Bobwhite Qauil are the most populous type of quail and have a close relation to the California Quail and Scaled Quail, which are found in the eastern part of the United States and Mexico. Quail are extremely versatile birds and can survive in a multitude of climates and eat ove
r 600 different kinds of food, which mostly consist of seeds, weeds, grains and berries. Although Bobwhite Quail are very adaptable, starvation or freezing to death may occur when there is too much snow.
Bobwhite Quail have an eating pattern consistent with other upland birds, eating in the morning, gathering gravel and loafing in a secluded area in the afternoon and eating again later on in the day. Bobwhite Quail tend to rise late in the day, waiting until midmorning to feed.
Living often in wooded areas, Bobwhite Quail can normally be found near water supplies or freshly harvested fields. Typically Bobwhite Quail roost in conveys of 10-20 birds sitting tail to tail in a circle so they easily spot predators and conserve heat. Bobwhite Quail are monogamous creatures and the male takes responsibility in constructing the nest for the female.
Bobwhite Quail tend to freeze when they see danger and fly erratically once flushed, just like the mourning dove and woodcock. They don't fly far, usually only a couple hundred yards, making it possible to flush them multiple times.

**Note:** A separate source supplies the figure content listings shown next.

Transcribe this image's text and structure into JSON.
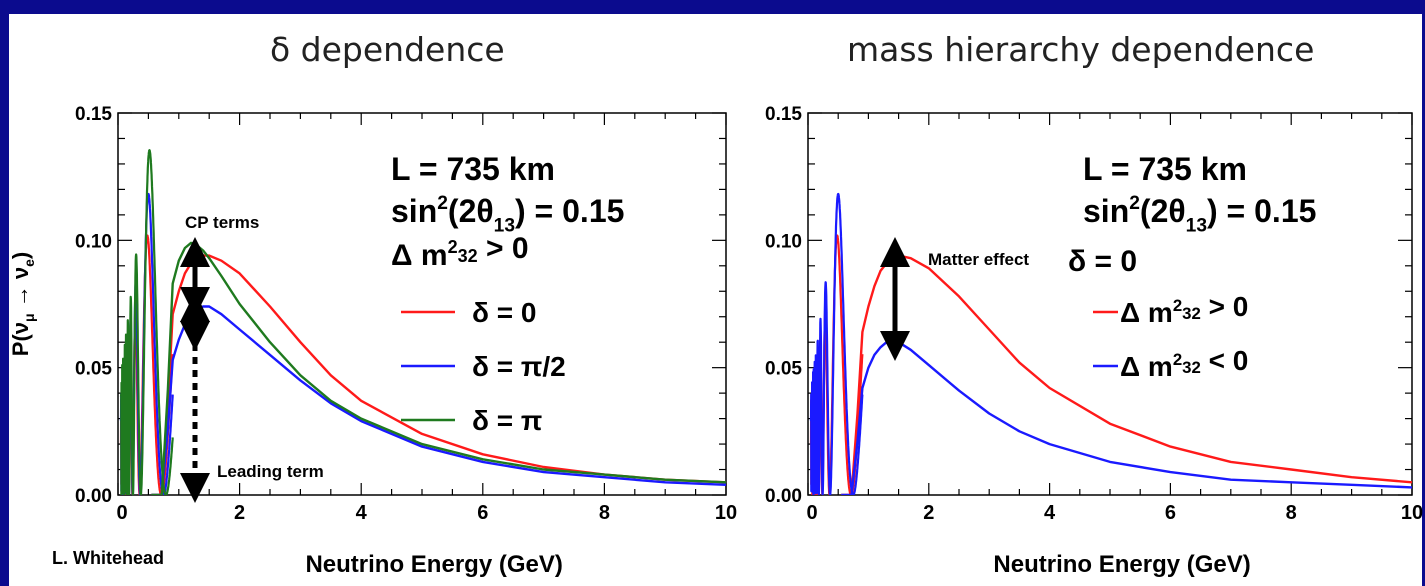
{
  "slide": {
    "background": "#0b0b8e",
    "credit": "L. Whitehead"
  },
  "chart_data": [
    {
      "type": "line",
      "title": "δ dependence",
      "xlabel": "Neutrino Energy (GeV)",
      "ylabel": "P(ν_μ → ν_e)",
      "xlim": [
        0,
        10
      ],
      "ylim": [
        0,
        0.15
      ],
      "xticks": [
        "0",
        "2",
        "4",
        "6",
        "8",
        "10"
      ],
      "yticks": [
        "0.00",
        "0.05",
        "0.10",
        "0.15"
      ],
      "grid": false,
      "info_lines": [
        "L = 735 km",
        "sin²(2θ₁₃) = 0.15",
        "Δ m²₃₂ > 0"
      ],
      "legend_position": "right",
      "series": [
        {
          "name": "δ = 0",
          "color": "#ff1a1a",
          "x": [
            0.9,
            1.0,
            1.1,
            1.2,
            1.3,
            1.4,
            1.5,
            1.7,
            2.0,
            2.5,
            3.0,
            3.5,
            4.0,
            5.0,
            6.0,
            7.0,
            8.0,
            9.0,
            10.0
          ],
          "y": [
            0.071,
            0.08,
            0.087,
            0.091,
            0.093,
            0.094,
            0.094,
            0.092,
            0.087,
            0.074,
            0.06,
            0.047,
            0.037,
            0.024,
            0.016,
            0.011,
            0.008,
            0.006,
            0.005
          ]
        },
        {
          "name": "δ = π/2",
          "color": "#1a1aff",
          "x": [
            0.9,
            1.0,
            1.1,
            1.2,
            1.3,
            1.4,
            1.5,
            1.7,
            2.0,
            2.5,
            3.0,
            3.5,
            4.0,
            5.0,
            6.0,
            7.0,
            8.0,
            9.0,
            10.0
          ],
          "y": [
            0.053,
            0.061,
            0.067,
            0.071,
            0.073,
            0.074,
            0.074,
            0.071,
            0.065,
            0.055,
            0.045,
            0.036,
            0.029,
            0.019,
            0.013,
            0.009,
            0.007,
            0.005,
            0.004
          ]
        },
        {
          "name": "δ = π",
          "color": "#1f7a1f",
          "x": [
            0.9,
            1.0,
            1.1,
            1.2,
            1.3,
            1.4,
            1.5,
            1.7,
            2.0,
            2.5,
            3.0,
            3.5,
            4.0,
            5.0,
            6.0,
            7.0,
            8.0,
            9.0,
            10.0
          ],
          "y": [
            0.083,
            0.092,
            0.097,
            0.099,
            0.098,
            0.096,
            0.093,
            0.086,
            0.075,
            0.06,
            0.047,
            0.037,
            0.03,
            0.02,
            0.014,
            0.01,
            0.008,
            0.006,
            0.005
          ]
        }
      ],
      "annotations": [
        "CP terms",
        "Leading term"
      ]
    },
    {
      "type": "line",
      "title": "mass hierarchy dependence",
      "xlabel": "Neutrino Energy (GeV)",
      "ylabel": "",
      "xlim": [
        0,
        10
      ],
      "ylim": [
        0,
        0.15
      ],
      "xticks": [
        "0",
        "2",
        "4",
        "6",
        "8",
        "10"
      ],
      "yticks": [
        "0.00",
        "0.05",
        "0.10",
        "0.15"
      ],
      "grid": false,
      "info_lines": [
        "L = 735 km",
        "sin²(2θ₁₃) = 0.15",
        "δ = 0"
      ],
      "legend_position": "right",
      "series": [
        {
          "name": "Δ m²₃₂ > 0",
          "color": "#ff1a1a",
          "x": [
            0.9,
            1.0,
            1.1,
            1.2,
            1.3,
            1.4,
            1.5,
            1.7,
            2.0,
            2.5,
            3.0,
            3.5,
            4.0,
            5.0,
            6.0,
            7.0,
            8.0,
            9.0,
            10.0
          ],
          "y": [
            0.064,
            0.074,
            0.082,
            0.088,
            0.091,
            0.093,
            0.094,
            0.093,
            0.089,
            0.078,
            0.065,
            0.052,
            0.042,
            0.028,
            0.019,
            0.013,
            0.01,
            0.007,
            0.005
          ]
        },
        {
          "name": "Δ m²₃₂ < 0",
          "color": "#1a1aff",
          "x": [
            0.9,
            1.0,
            1.1,
            1.2,
            1.3,
            1.4,
            1.5,
            1.7,
            2.0,
            2.5,
            3.0,
            3.5,
            4.0,
            5.0,
            6.0,
            7.0,
            8.0,
            9.0,
            10.0
          ],
          "y": [
            0.042,
            0.05,
            0.055,
            0.058,
            0.06,
            0.061,
            0.06,
            0.057,
            0.051,
            0.041,
            0.032,
            0.025,
            0.02,
            0.013,
            0.009,
            0.006,
            0.005,
            0.004,
            0.003
          ]
        }
      ],
      "annotations": [
        "Matter effect"
      ]
    }
  ]
}
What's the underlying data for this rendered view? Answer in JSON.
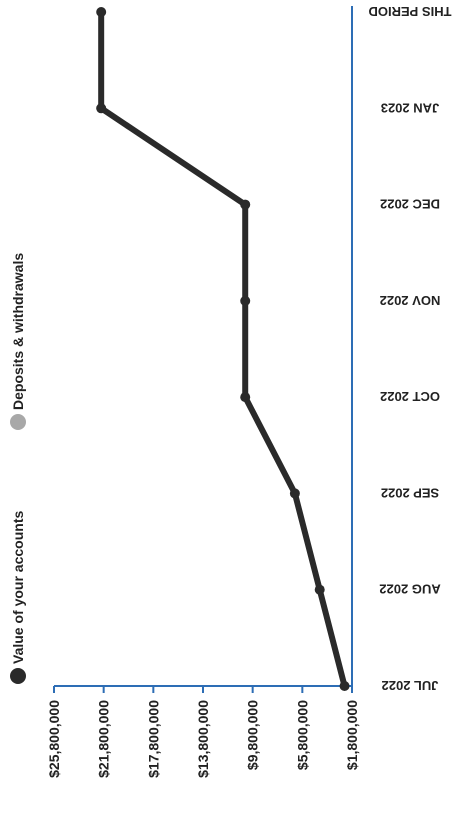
{
  "chart_data": {
    "type": "line",
    "orientation": "rotated",
    "categories": [
      "JUL 2022",
      "AUG 2022",
      "SEP 2022",
      "OCT 2022",
      "NOV 2022",
      "DEC 2022",
      "JAN 2023",
      "THIS PERIOD"
    ],
    "series": [
      {
        "name": "Value of your accounts",
        "color": "#2a2a2a",
        "values": [
          2400000,
          4400000,
          6400000,
          10400000,
          10400000,
          10400000,
          22000000,
          22000000
        ]
      }
    ],
    "legend": [
      {
        "label": "Value of your accounts",
        "color": "#2a2a2a"
      },
      {
        "label": "Deposits & withdrawals",
        "color": "#a8a8a8"
      }
    ],
    "y_ticks": [
      {
        "value": 25800000,
        "label": "$25,800,000"
      },
      {
        "value": 21800000,
        "label": "$21,800,000"
      },
      {
        "value": 17800000,
        "label": "$17,800,000"
      },
      {
        "value": 13800000,
        "label": "$13,800,000"
      },
      {
        "value": 9800000,
        "label": "$9,800,000"
      },
      {
        "value": 5800000,
        "label": "$5,800,000"
      },
      {
        "value": 1800000,
        "label": "$1,800,000"
      }
    ],
    "ylim": [
      1800000,
      25800000
    ],
    "axis_color": "#2d6db5",
    "grid": false,
    "legend_position": "left"
  }
}
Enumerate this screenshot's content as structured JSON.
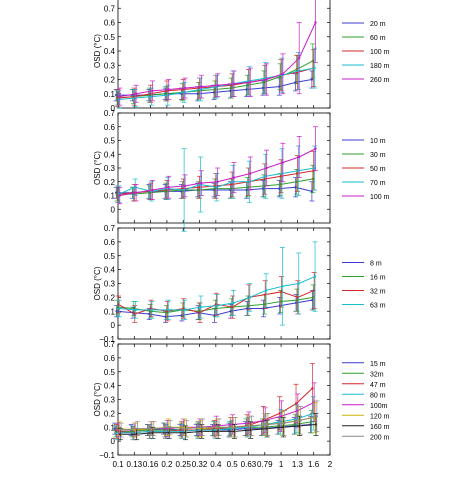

When hunting bobwhite Quail most upland hunters prefer to use a 20-gauge shotgun with size 8 field loads. Pointing dogs are necessary when quail hunting because they allow the hunter to get into range for a shot before the birds flush. Once they do flush, it's a scattered, hectic mess in the sky, so it's best to isolate one or two birds to take a shot rather than shooting at the flock. (Also look out for stragglers who hold tight until the initial excitement is finished and then flush).
Another good technique to use for all quail is the walk and wait one - walk a couple feet to a suspicious-looking clump of cover and then wait for a half a minute before moving on again. If there are birds in the cover, your waiting will make them nervous and probably cause them to flush.